The European Union has reached 100 gigawatts of installed wind-energy capacity, equivalent to the output of 62 coal-fired power stations, the European Wind Energy Association said.
After the 27-nation bloc took two decades to reach 10 gigawatts, it’s taken just 13 years to add a further 90 gigawatts, the EWEA said today in an e-mailed statement. New projects from Denmark to Greece by developers including Dong Energy A/S and EDF Energies Nouvelles contributed to the total.
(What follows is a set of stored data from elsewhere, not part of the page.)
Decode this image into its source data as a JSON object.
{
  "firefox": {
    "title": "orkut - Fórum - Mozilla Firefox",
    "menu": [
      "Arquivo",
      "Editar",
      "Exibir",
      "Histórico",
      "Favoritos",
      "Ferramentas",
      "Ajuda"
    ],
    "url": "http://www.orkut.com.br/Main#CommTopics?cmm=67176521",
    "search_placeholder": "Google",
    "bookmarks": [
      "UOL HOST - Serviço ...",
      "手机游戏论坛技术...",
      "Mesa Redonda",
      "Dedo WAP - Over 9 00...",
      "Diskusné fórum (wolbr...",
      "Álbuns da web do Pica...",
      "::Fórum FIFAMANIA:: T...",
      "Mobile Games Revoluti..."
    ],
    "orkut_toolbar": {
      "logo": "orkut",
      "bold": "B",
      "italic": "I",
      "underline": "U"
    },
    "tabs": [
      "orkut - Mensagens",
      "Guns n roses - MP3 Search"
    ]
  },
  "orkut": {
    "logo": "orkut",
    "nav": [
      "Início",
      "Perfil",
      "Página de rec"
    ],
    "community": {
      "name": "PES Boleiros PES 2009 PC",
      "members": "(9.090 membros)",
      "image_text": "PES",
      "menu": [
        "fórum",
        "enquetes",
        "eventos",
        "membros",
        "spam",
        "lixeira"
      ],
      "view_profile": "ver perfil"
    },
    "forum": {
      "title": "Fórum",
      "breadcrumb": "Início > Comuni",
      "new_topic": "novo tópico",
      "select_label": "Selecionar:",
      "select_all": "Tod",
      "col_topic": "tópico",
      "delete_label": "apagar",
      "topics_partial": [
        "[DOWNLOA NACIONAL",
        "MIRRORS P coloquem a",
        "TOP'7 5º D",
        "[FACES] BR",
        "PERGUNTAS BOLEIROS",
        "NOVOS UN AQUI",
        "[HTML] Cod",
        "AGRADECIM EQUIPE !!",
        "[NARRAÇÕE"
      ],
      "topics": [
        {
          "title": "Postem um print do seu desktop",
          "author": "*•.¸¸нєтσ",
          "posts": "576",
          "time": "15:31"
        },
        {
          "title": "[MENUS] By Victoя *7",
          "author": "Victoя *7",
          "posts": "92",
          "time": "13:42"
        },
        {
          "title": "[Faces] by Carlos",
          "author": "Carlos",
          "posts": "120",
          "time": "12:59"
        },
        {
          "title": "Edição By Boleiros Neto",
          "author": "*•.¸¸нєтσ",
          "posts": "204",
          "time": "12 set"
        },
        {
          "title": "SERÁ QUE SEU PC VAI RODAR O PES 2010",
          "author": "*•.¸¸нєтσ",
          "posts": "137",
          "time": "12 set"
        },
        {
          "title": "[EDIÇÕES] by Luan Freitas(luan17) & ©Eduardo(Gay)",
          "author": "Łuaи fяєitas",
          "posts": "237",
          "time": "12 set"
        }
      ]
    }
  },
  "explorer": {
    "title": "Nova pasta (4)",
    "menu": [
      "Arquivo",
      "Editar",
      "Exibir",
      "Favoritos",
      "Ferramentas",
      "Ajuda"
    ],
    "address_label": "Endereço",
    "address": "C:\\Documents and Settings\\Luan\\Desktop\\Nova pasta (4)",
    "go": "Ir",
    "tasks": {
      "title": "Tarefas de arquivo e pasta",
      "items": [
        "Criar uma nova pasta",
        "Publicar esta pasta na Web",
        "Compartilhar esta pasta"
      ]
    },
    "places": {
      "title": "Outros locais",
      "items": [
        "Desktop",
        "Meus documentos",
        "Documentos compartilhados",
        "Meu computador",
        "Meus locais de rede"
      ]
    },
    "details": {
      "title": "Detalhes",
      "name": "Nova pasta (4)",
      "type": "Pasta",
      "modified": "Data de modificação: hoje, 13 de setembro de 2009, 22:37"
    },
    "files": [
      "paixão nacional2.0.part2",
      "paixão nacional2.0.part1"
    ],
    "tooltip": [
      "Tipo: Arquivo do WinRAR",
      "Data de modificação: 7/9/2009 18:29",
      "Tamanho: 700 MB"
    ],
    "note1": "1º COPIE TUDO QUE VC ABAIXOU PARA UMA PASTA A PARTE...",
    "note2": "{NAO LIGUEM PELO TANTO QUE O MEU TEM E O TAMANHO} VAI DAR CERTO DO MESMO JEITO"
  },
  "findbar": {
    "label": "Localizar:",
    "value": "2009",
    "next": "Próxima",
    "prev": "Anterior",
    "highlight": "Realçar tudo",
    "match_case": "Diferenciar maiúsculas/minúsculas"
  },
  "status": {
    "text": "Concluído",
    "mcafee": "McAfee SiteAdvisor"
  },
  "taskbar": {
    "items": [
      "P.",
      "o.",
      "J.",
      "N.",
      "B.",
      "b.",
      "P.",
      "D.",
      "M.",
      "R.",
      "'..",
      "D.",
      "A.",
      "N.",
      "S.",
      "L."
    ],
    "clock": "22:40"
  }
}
The EU, which has a target to cut carbon-dioxide emissions by 20 percent from 1990 levels by 2020, is expanding clean-energy projects from wind to solar to replace aging coal plants and reduce reliance on fossil-fuel imports. Growth has been subsidized by government incentives including above-market rates paid to generators of renewable power.
“It would require burning 72 million tons of coal annually in coal-fired power plants to match Europe’s annual wind-energy production,” EWEA Chief Executive Officer Christian Kjaer said in the statement. “Loading that amount of coal on trains would require 750,000 wagons with a combined length of 11,500 kilometers (7,150 miles) -- the distance from Brussels to Buenos Aires.”
Offshore wind capacity in the U.K., the world’s largest market for marine wind farms, exceeded 2.5 gigawatts this month for the first time, RenewableUK said in a separate statement. The opening today of the 317-megawatt Sheringham Shoal project off eastern England means Britain now has 2.67 gigawatts of wind turbines installed at sea, enough to provide electricity for 1.8 million homes, the lobby group said.
Wind turbines generated about 4.5 percent of the U.K.’s power supply in the second quarter, the government said today. In the EU, about 5 percent of electricity came from wind last year, while more than half was from conventional fossil fuels, 28 percent from nuclear energy and 13 percent from hydropower, Eurostat statistics show.